Killings were 'a lasting storm that does not blow itself out'

STIRLING COUNCIL staff who were at the heart of the Dunblane tragedy have revealed their experiences to other local authorities for the first time in the belief that lessons can be learnt, although all emergencies are unique.

A seminar at Stirling Royal Infirmary, where the dead and injured from Dunblane primary were brought on March 13, 1996, heard that every school should have an emergency plan and that all staff should receive training.

Keith Yates, Stirling's chief executive, said: "We are seen to be the experts but there is no textbook, only learning by experience."

The seminar took place a week after the shootings at Columbine High in Denver that left 15 dead.

Margaret Doran, Stirling's head of school services, said that when an incident occurred staff needed to be informed honestly and openly of what was known and what could be factually passed on to parents or children. Speculation only bred misinformation and could lead to accusation later.

The aftermath of an emergency could exacerbate difficulties in school relationships. With hindsight an external facilitator might have helped the Dunblane primary management team. Staff at the school tended to bond depending on how close to the site of the tragedy they had been. Many found it distressing to cope with terms like "back to normality".
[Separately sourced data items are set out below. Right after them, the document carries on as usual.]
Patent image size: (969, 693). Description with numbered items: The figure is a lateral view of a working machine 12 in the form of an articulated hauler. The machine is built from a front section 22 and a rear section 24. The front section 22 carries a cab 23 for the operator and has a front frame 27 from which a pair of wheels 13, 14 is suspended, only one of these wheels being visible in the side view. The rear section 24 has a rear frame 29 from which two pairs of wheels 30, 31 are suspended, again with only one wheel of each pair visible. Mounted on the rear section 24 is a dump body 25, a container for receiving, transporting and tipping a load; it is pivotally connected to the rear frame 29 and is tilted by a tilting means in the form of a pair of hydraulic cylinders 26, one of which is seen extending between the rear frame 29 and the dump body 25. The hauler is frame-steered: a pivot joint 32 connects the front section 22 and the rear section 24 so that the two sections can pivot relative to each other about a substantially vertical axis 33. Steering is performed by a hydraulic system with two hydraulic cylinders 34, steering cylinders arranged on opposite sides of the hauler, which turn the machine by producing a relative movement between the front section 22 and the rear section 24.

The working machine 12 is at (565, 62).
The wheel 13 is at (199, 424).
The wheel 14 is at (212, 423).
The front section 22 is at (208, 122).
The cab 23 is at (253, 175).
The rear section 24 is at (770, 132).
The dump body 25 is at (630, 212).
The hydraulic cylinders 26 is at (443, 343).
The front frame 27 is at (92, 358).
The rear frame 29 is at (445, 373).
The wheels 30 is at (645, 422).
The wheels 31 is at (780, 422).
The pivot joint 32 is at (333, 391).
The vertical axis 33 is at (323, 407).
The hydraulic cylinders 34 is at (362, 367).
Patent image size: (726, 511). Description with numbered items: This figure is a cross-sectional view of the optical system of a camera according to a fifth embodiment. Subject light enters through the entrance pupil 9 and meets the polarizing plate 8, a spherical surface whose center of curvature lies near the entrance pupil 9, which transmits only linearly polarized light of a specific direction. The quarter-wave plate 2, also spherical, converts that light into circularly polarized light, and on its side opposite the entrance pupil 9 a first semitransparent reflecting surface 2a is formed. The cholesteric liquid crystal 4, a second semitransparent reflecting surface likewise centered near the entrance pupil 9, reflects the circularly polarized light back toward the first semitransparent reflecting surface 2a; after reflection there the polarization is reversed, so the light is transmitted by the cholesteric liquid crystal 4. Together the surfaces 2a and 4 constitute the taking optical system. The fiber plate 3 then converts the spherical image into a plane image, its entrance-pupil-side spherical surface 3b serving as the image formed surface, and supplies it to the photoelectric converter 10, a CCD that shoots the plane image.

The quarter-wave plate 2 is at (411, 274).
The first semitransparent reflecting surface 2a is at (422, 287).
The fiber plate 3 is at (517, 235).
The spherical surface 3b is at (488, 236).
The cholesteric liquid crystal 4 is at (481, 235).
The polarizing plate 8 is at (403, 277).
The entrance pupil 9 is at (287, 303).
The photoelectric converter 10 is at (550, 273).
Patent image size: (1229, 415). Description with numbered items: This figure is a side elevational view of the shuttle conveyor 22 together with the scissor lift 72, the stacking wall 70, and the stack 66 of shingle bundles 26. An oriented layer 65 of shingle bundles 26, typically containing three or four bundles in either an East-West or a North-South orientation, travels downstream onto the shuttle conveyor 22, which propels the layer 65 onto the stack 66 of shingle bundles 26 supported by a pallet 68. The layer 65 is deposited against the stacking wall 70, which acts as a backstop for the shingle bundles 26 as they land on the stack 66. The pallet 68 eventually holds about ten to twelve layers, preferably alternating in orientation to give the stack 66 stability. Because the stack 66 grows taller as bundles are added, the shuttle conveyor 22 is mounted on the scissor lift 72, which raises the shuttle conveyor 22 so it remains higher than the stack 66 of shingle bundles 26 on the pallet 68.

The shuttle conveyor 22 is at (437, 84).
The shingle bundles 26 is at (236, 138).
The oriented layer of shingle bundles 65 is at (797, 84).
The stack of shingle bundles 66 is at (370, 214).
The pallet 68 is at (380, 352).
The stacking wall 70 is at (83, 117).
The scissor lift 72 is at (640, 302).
Colin Findlay, a pupil support officer, said Dunblane was "a lasting storm that does not blow itself out". Some tragedies were such that no good could ever come from them.

Gordon Jeyes, Stirling's director of education, said that in an emergency staff worked at "a heightened state of effectiveness", but that did not mean poor decision-makers became decisive or management weaknesses would disappear. "Poor parental liaison, for example, will remain poor."

Planning for emergencies should involve everybody and be multidisciplinary. The value of local government that sought to share information and decision-making as widely as possible was most clearly demonstrated in an emergency. Adapting the Prime Minister's slogan, Mr Jeyes said that the watchword should be: "Communication, communication, communication."

Oonagh Aitken, social strategy manager in Fife, suggested that new community schools would bring problems of access and security. Mr Jeyes said that extra staff might be needed to ensure security, but the community should be involved in deciding what was appropriate.